Louw has Stella reliving her past as she anticipates the impending interview. She remembers that, by the time her parents realized they had to leave Germany after the Nazi takeover, they couldn’t get visas. She talks of becoming a U-boat, the designation for Jews who went underground or hid their identity, and obtaining fake papers from a well-known forger. Eventually, however, she and her parents were arrested, and she was brutally tortured by the Gestapo. Then, in exchange for the promise that she and her family would not be deported, along with a pass allowing her to roam freely, a comfortable apartment and a revolver, she agreed to become a “greifer,” or “catcher,” turning in other Jews who had gone underground. 
 
Despite the choices Stella made, Jens doesn’t consider her a villain. “As far as I’m concerned, what we’re really confronting is our humanity,” Jens said. “What I hope at the end of the experience is that you will see that we are all human, and we all are capable of making the choices that she made, for the reasons that she made them.”  
 
But the Nazis betrayed her and sent her parents to a concentration camp, where they died. Still, she continued the work she had begun. In the play, Stella says: “It was toolate by then, don’t you understand. You can’t just stop doing what you’re doing, being what you are, once you’ve gone that far.”
 
After the war, Stella was arrested by the Russians and spent 10 years in a labor camp. Upon her release she was tried in Berlin, but her sentence was commuted because of the time she had already served. When she tried to reunite with the daughter who was taken from her after the war, she was rebuffed with undisguised hatred. So, Jens insisted, Stella suffered for what she did.
 
“She was an outcast. Anybody who knew about her would have nothing to do with her. She lived in guilt all her life. All she had was that this child would care about her, but the child, too, turns on her. She didn’t have an easy life.

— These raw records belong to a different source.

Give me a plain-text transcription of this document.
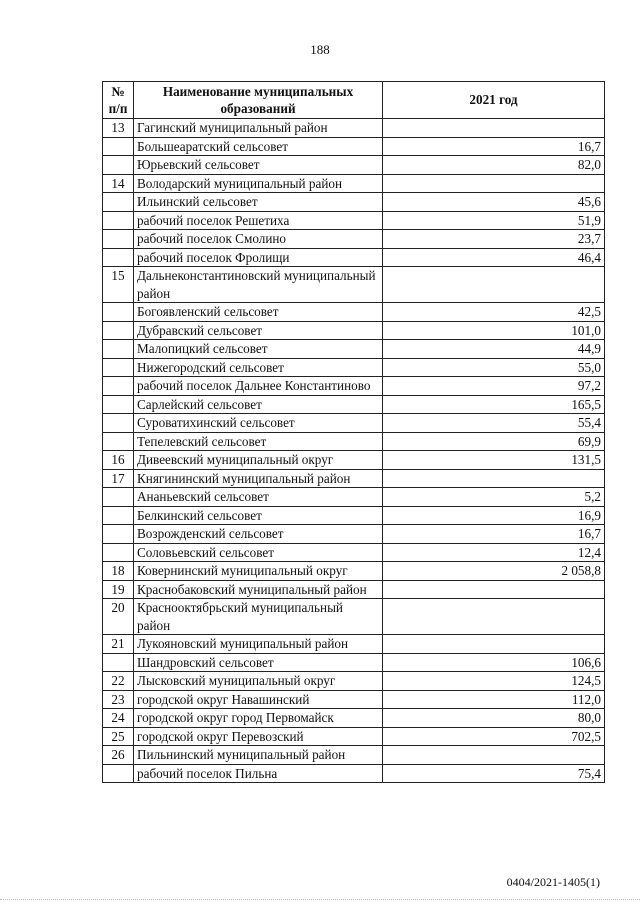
188
№ п/п	Наименование муниципальных образований	2021 год
13	Гагинский муниципальный район	
	Большеаратский сельсовет	16,7
	Юрьевский сельсовет	82,0
14	Володарский муниципальный район	
	Ильинский сельсовет	45,6
	рабочий поселок Решетиха	51,9
	рабочий поселок Смолино	23,7
	рабочий поселок Фролищи	46,4
15	Дальнеконстантиновский муниципальный район	
	Богоявленский сельсовет	42,5
	Дубравский сельсовет	101,0
	Малопицкий сельсовет	44,9
	Нижегородский сельсовет	55,0
	рабочий поселок Дальнее Константиново	97,2
	Сарлейский сельсовет	165,5
	Суроватихинский сельсовет	55,4
	Тепелевский сельсовет	69,9
16	Дивеевский муниципальный округ	131,5
17	Княгининский муниципальный район	
	Ананьевский сельсовет	5,2
	Белкинский сельсовет	16,9
	Возрожденский сельсовет	16,7
	Соловьевский сельсовет	12,4
18	Ковернинский муниципальный округ	2 058,8
19	Краснобаковский муниципальный район	
20	Краснооктябрьский муниципальный район	
21	Лукояновский муниципальный район	
	Шандровский сельсовет	106,6
22	Лысковский муниципальный округ	124,5
23	городской округ Навашинский	112,0
24	городской округ город Первомайск	80,0
25	городской округ Перевозский	702,5
26	Пильнинский муниципальный район	
	рабочий поселок Пильна	75,4
0404/2021-1405(1)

She paid the price for that. She never had joy in her life after that,” Jens said.
 
For Louw, “Blonde Poison” is a morality tale more than a Holocaust play. “It is about the central question: What would I have done in her place?” the playwright explained. “And that is why this is a piece that resonates so strongly with audiences. We have seen it in the sessions after the performance, when people want to talk and explore how they feel, themselves, about it. I think this is why people empathize with her, because they question whether they, themselves, could have done the same.”  
 
She added: “But [it’s] also looking at those incredible people who could have chosen the ‘easier’ route — is it easier? — and survived at the expense of others, and yet behaved with such amazing strength and commitment to humanity. Which way would I have gone?”
 
Blonde Poison” opens Jan. 8 at Theatre 40 in Beverly Hills.